As a matter of fact, president Nicholas Sarkozy and his Interior minister Hortefeux instructed French immigration officers to make sure that they expel 25,000 undocumented migrants from France every year.

[The View From Europe]

During a meeting convened by French Home minister Brice Hortefeux in Cannes, France, on last July 7, European Home ministers agreed upon  a harmonized Immigration and Asylum Pact that is supposed to be signed and adopted by all E.U. members come next  October. 

Within the framework of the six-month French presidency of the E.U, French officials were intent on patterning that EU-wide pact on the current practices in France in terms of the forcible deportation of non-traditional and/or undocumented migrants.

As a matter of fact, president Nicholas Sarkozy and his Interior minister Hortefeux instructed French immigration officers to make sure that they expel 25,000 undocumented migrants from France every year. This zeal dramatically spilled over into immigrants-hunting in France where some immigration officers are frantically anxious about reaching the Sarkozy target.

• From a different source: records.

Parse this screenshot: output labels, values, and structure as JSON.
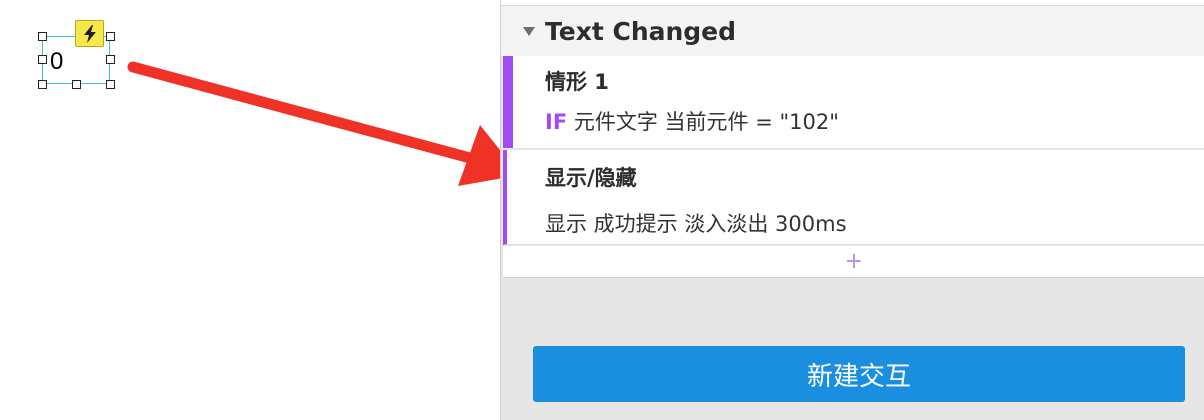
{
  "canvas": {
    "widget_text": "0"
  },
  "panel": {
    "event_title": "Text Changed",
    "case": {
      "name": "情形 1",
      "condition_keyword": "IF",
      "condition_text": "元件文字 当前元件 = \"102\""
    },
    "action": {
      "title": "显示/隐藏",
      "description": "显示 成功提示 淡入淡出 300ms"
    },
    "add_symbol": "+",
    "new_interaction_label": "新建交互"
  },
  "colors": {
    "accent_purple": "#a24bf5",
    "button_blue": "#1a8fe0",
    "annotation_red": "#f03226",
    "selection_teal": "#3cc8b8",
    "event_badge_yellow": "#f6e84a"
  }
}
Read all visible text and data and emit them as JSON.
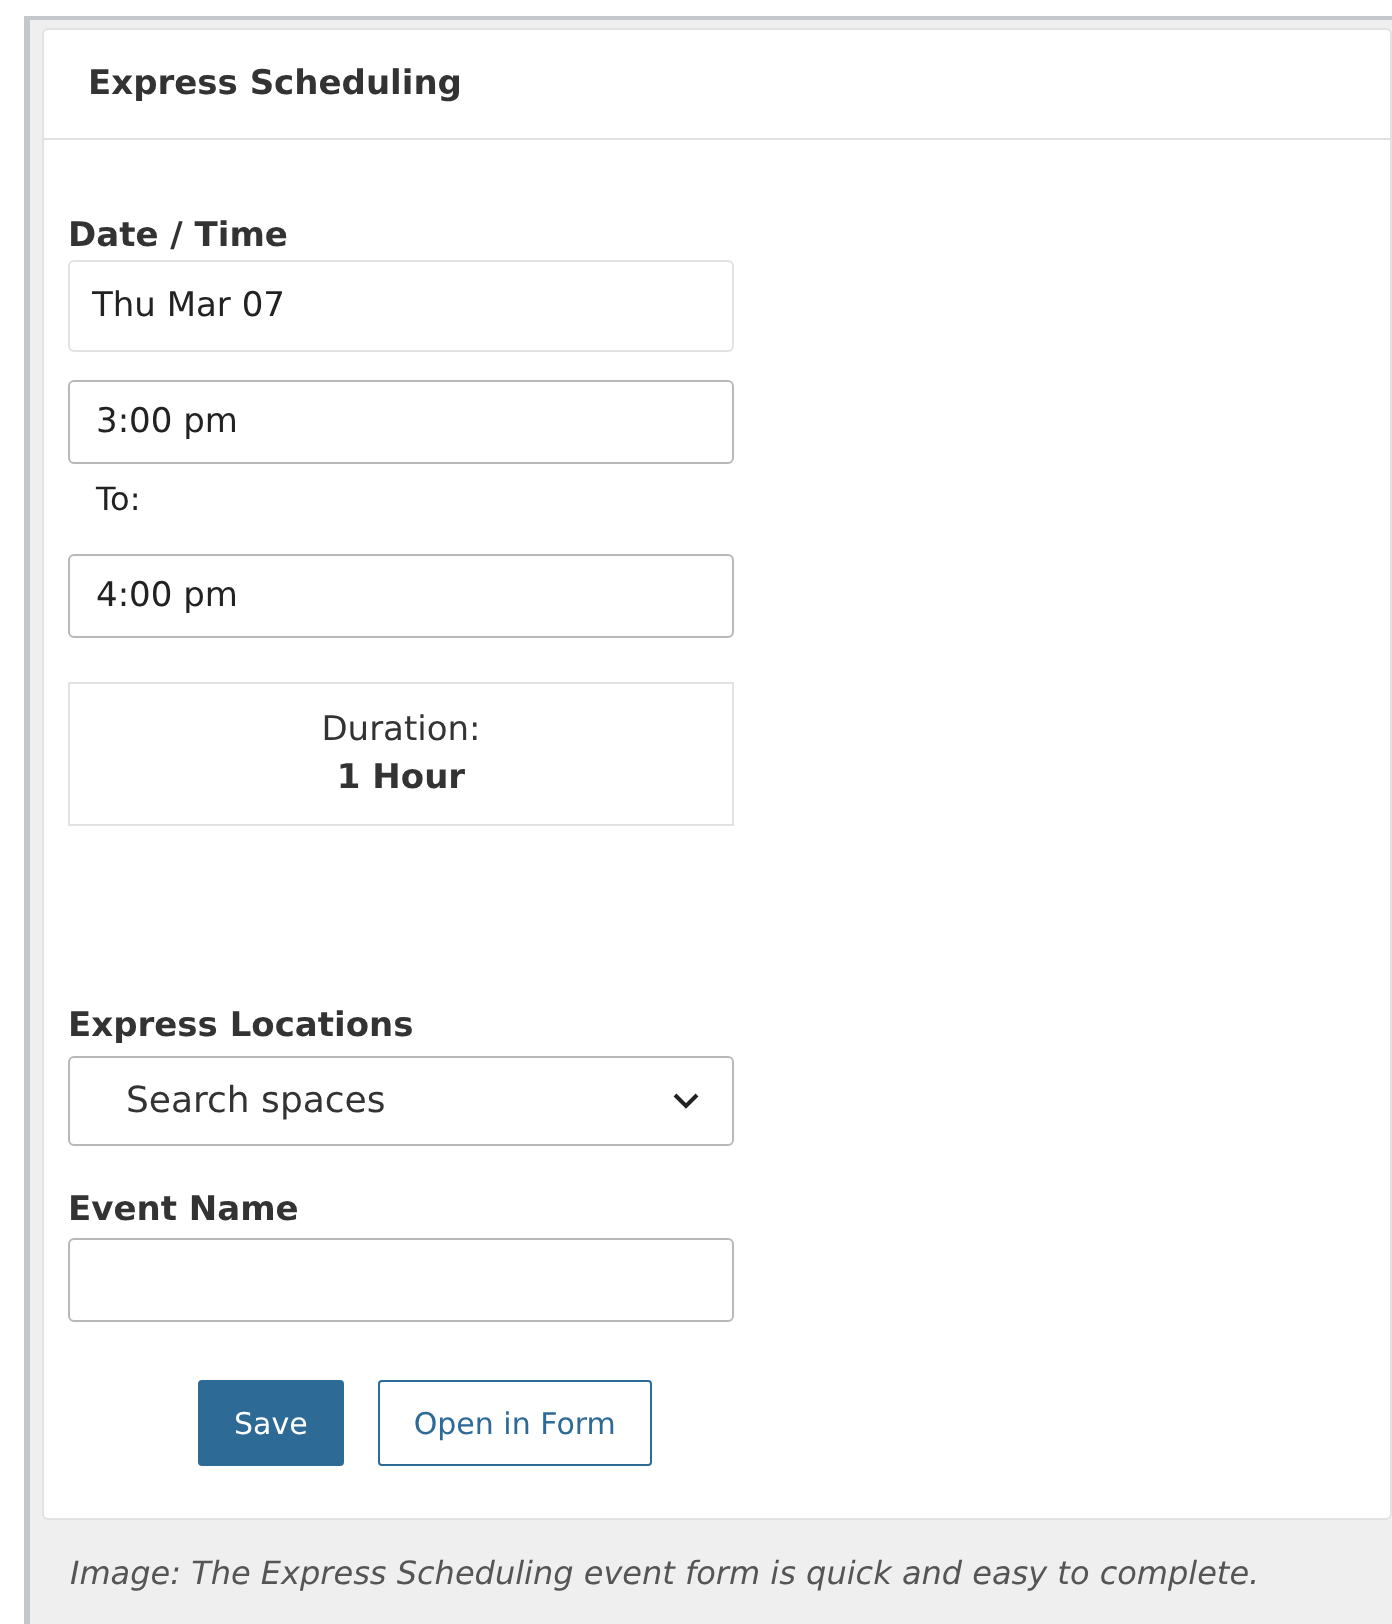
{
  "panel": {
    "title": "Express Scheduling"
  },
  "date_time": {
    "label": "Date / Time",
    "date": "Thu Mar 07",
    "start": "3:00 pm",
    "to_label": "To:",
    "end": "4:00 pm",
    "duration_label": "Duration:",
    "duration": "1 Hour"
  },
  "locations": {
    "label": "Express Locations",
    "placeholder": "Search spaces"
  },
  "event_name": {
    "label": "Event Name"
  },
  "buttons": [
    {
      "label": "Save",
      "kind": "primary"
    },
    {
      "label": "Open in Form",
      "kind": "outline"
    }
  ],
  "caption": "Image: The Express Scheduling event form is quick and easy to complete."
}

This also means that if this target isn’t hit towards the end of every year, the officers would go over France’s divisions and counties with a fine-tooth comb in search of possible repatriation candidates—-they would want to reach the required 25,000 target by any means necessary.

Africans are particularly targeted because, according to Mr. Hortefeux, two-thirds of undocumented and non-traditional migrants in France are from Africa. This fact is logical inasmuch as many African countries were colonized by France. 

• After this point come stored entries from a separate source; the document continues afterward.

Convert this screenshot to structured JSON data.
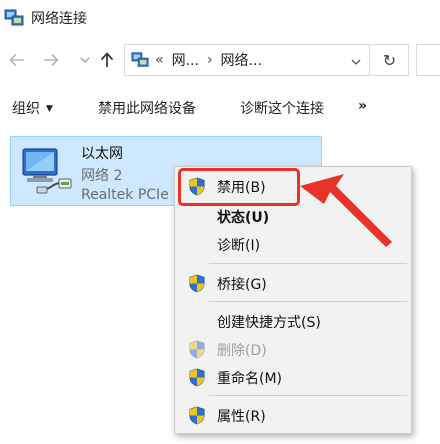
{
  "window": {
    "title": "网络连接"
  },
  "address": {
    "overflow": "«",
    "crumbs": [
      "网...",
      "网络..."
    ],
    "separator": "›",
    "refresh_glyph": "↻"
  },
  "commands": {
    "organize": "组织",
    "disable_device": "禁用此网络设备",
    "diagnose_connection": "诊断这个连接",
    "more": "»"
  },
  "adapter": {
    "name": "以太网",
    "network": "网络 2",
    "device": "Realtek PCIe"
  },
  "context_menu": {
    "items": [
      {
        "label": "禁用(B)",
        "shield": true
      },
      {
        "label": "状态(U)",
        "shield": false,
        "bold": true
      },
      {
        "label": "诊断(I)",
        "shield": false
      },
      {
        "label": "桥接(G)",
        "shield": true
      },
      {
        "label": "创建快捷方式(S)",
        "shield": false
      },
      {
        "label": "删除(D)",
        "shield": true,
        "disabled": true
      },
      {
        "label": "重命名(M)",
        "shield": true
      },
      {
        "label": "属性(R)",
        "shield": true
      }
    ]
  },
  "colors": {
    "selection_fill": "#cde8ff",
    "annotation_red": "#e8322a",
    "menu_bg": "#f2f2f2"
  },
  "icons": [
    "network-connections-icon",
    "back-arrow-icon",
    "forward-arrow-icon",
    "up-arrow-icon",
    "refresh-icon",
    "ethernet-adapter-icon",
    "uac-shield-icon",
    "annotation-arrow-icon"
  ]
}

Mr. Hortefeux intends to complement the harsh measures by what he terms “solidarity assistance” to countries where those migrants come from. France’s already announced to increase her development assistance by one billion Euros. Will this dough flow in form of grants or loans? Will this mazuma add to Public Development Assistance? Is that financial assistance based on generosity similar to what the U.S. mustered up and exercised through the Marshall Plan after World War II? Grants made up 90% of the Marshall Plan while loans constituted only 10%.

Jacques Barrot, Vice-President of the E.U. Commission, Commissioner in charge of Justice, Freedom and Security announced that the E.U. doesn’t intend to become a stronghold. According to him, the E.U. is only striving to check non-traditional immigration. He opined that the E.U. will continue to welcome migrants.

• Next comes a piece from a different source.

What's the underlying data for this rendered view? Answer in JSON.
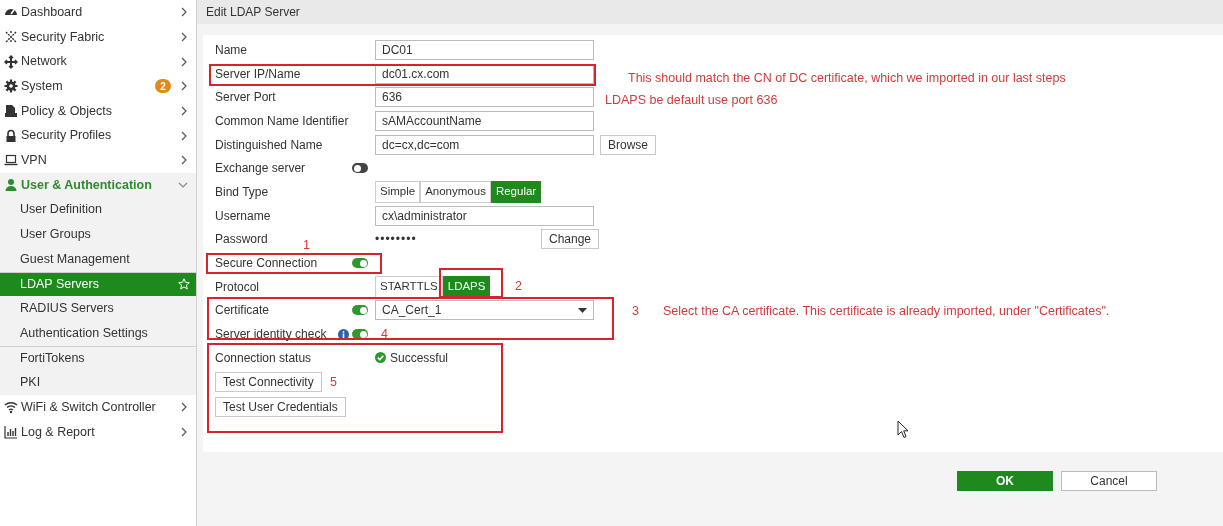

Daniel Cohn-Bendit, a leading figure of the European Greens, thinks that a chance should be given to students from Non-European countries already living in Europe to settle down in Europe if they can find a job here, instead of sending them back home so that they may apply for jobs and immigration from their home countries. Such a procedure is certainly quite a preposterous hassle – and Cohn-Bendit is right.

Furthermore, hadn’t Spain pushed for the alteration of the initial text, the final text would not have included the possibility of immigration on economic grounds. Actually, it’s noteworthy that Europeans and many European firms and corporations also move to other countries and continents because they want to improve their economic situation. Spanish officials are insightful and fair enough to have recognized that fact and truth.

The only way to sort out the problem of non-traditional immigration in Europe and of some Africans fleeing their countries only to die in the Mediterranean sea is to launch a “Special Plan and Fund for the African Renaissance” similar to the “Marshall Plan” after World War II in Europe.

It would target the hard-working populations and the needy in Africa; moreover, it would foster and invest in those Africans who are ready to make a difference in Africa and in their host countries world-wide.

After all, such a “Special Plan and Fund” would alleviate the pains, the anger and the bitterness of many Africans who keep crying for compensation for the havoc wreaked on African countries by the Atlantic Slave Trade and colonization.

 

Black Star News writer Mathias Victorien Ntep is a PhD candidate at the University of Frankfurt/Main, Germany.